Patients with acute myocardial infarction usually have left ventricular (LV) systolic and diastolic dysfunction. The LAFI combines stroke volume (LVOT-VTI), left atrium reservoir function (LAEF) and adjusted LA volume (LAESVi). It increases proportionally to left atrium reservoir function and stroke volume but is inversely proportional to left atrium volume7. The LAFI not only reflects LA function but also reflects both LV systolic and diastolic function6. In addition, the LAFI can easily be performed by an experienced operator, and its calculation does not require any additional echocardiographic views10. Thus, the combination of LA function and LV systolic and diastolic functions in one index may provide greater prognostic information in patients with acute myocardial infarction.

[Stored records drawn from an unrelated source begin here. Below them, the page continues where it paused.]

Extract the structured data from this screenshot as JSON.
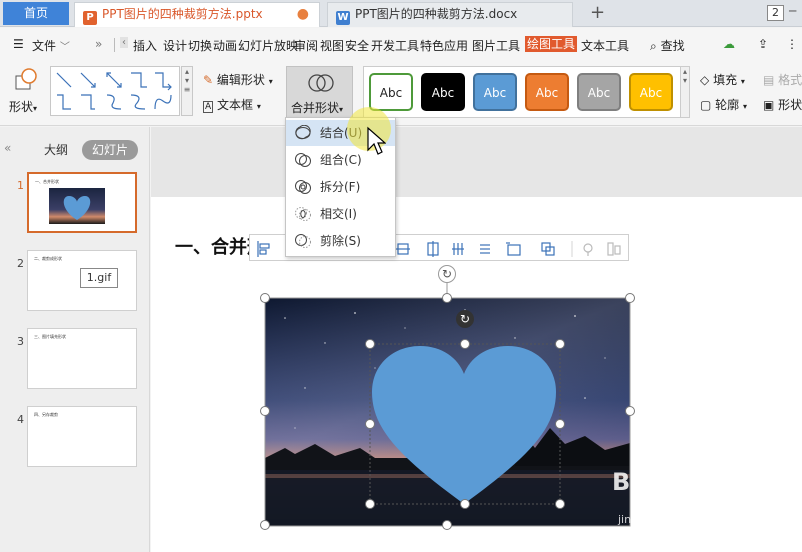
{
  "tabs": {
    "home": "首页",
    "doc1": "PPT图片的四种裁剪方法.pptx",
    "doc2": "PPT图片的四种裁剪方法.docx",
    "doc1_badge": "P",
    "doc2_badge": "W",
    "count": "2"
  },
  "menu": {
    "file": "文件",
    "items": [
      "插入",
      "设计",
      "切换",
      "动画",
      "幻灯片放映",
      "审阅",
      "视图",
      "安全",
      "开发工具",
      "特色应用",
      "图片工具",
      "绘图工具",
      "文本工具"
    ],
    "search": "查找"
  },
  "ribbon": {
    "shape": "形状",
    "edit_shape": "编辑形状",
    "textbox": "文本框",
    "merge_shape": "合并形状",
    "style_sample": "Abc",
    "fill": "填充",
    "format": "格式",
    "outline": "轮廓",
    "shape_effect": "形状"
  },
  "styles": [
    {
      "fill": "#ffffff",
      "border": "#4e9a3a",
      "text": "#222222"
    },
    {
      "fill": "#000000",
      "border": "#000000",
      "text": "#ffffff"
    },
    {
      "fill": "#5b9bd5",
      "border": "#41719c",
      "text": "#ffffff"
    },
    {
      "fill": "#ed7d31",
      "border": "#c55a11",
      "text": "#ffffff"
    },
    {
      "fill": "#a5a5a5",
      "border": "#7f7f7f",
      "text": "#ffffff"
    },
    {
      "fill": "#ffc000",
      "border": "#bf9000",
      "text": "#ffffff"
    }
  ],
  "panel": {
    "outline": "大纲",
    "slides": "幻灯片",
    "thumbs": [
      {
        "num": "1",
        "title": "一、合并形状"
      },
      {
        "num": "2",
        "title": "二、裁剪成形状",
        "gif": "1.gif"
      },
      {
        "num": "3",
        "title": "三、图片填充形状"
      },
      {
        "num": "4",
        "title": "四、另存裁剪"
      }
    ]
  },
  "slide": {
    "title": "一、合并形状"
  },
  "dropdown": {
    "items": [
      "结合(U)",
      "组合(C)",
      "拆分(F)",
      "相交(I)",
      "剪除(S)"
    ]
  },
  "watermark": {
    "main": "Baidu经验",
    "sub": "jingyan.baidu.com"
  },
  "colors": {
    "accent": "#e15a2e",
    "home_tab": "#3f83d8",
    "heart": "#5b9bd5"
  }
}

In our study, the LAFI was associated with the Killip classification, NT-proBNP, and LVEF in patients with STEMI treated with PCI. Furthermore, LAFI could independently predict the events after adjusting for significant confounders, and the results supported that the LAFI was useful in risk stratification to identify patients with STEMI treated with PCI who are at high risk for adverse events. The results of our study were also consistent with the results of studies conducted in patients with preserved ejection fraction and coronary heart disease and patients with stable systolic heart failure6,8. Welles et al. demonstrated that the LAFI was a good predictor of heart failure hospitalization in patients with preserved ejection fraction and coronary heart disease after a median follow-up of 7.9 years8. Sargento et al. found that the LAFI could also predict long-term survival in 203 stable systolic heart failure outpatients with a left ventricular ejection fraction < 40%6. However, the calculated optimal point of the LAFI for predicting the events in our patients with STEMI was higher than that in patients with a left ventricular ejection fraction < 40% (42.25 vs. 16.57 cm/cc/m2). This may be attributed to different study groups, as our study enrolled all patients with STEMI treated with PCI, regardless of the left ventricular ejection fraction.

Atrial fibrillation can affect LA contractile function and decrease the LAFI; the LAFI is lower in subjects with atrial fibrillation than in subjects without atrial fibrillation11, which was shown in our study. However, because the sample of patients with atrial fibrillation was relatively small, the difference was not statistically significant.

Study limitations

There are several limitations to our study. First, we did not measure the LAFI before patients underwent PCI; due to the emergent condition, it was important to open the occluded vessels when the patients had STEMI. Second, our study was a single-centre study, and the sample size was relatively small. Third, the CIs for survival in the multivariate analysis were quite wide, which reduces the power of their analysis. A multicentre study with a large sample size will be required to further validate these results.

Conclusions

The LAFI is a strong and independent predictor of events in patients with STEMI treated with PCI. The LAFI may be useful for risk stratification in patients with STEMI treated with PCI and identifying patients at high risk of events (Supplementary Information).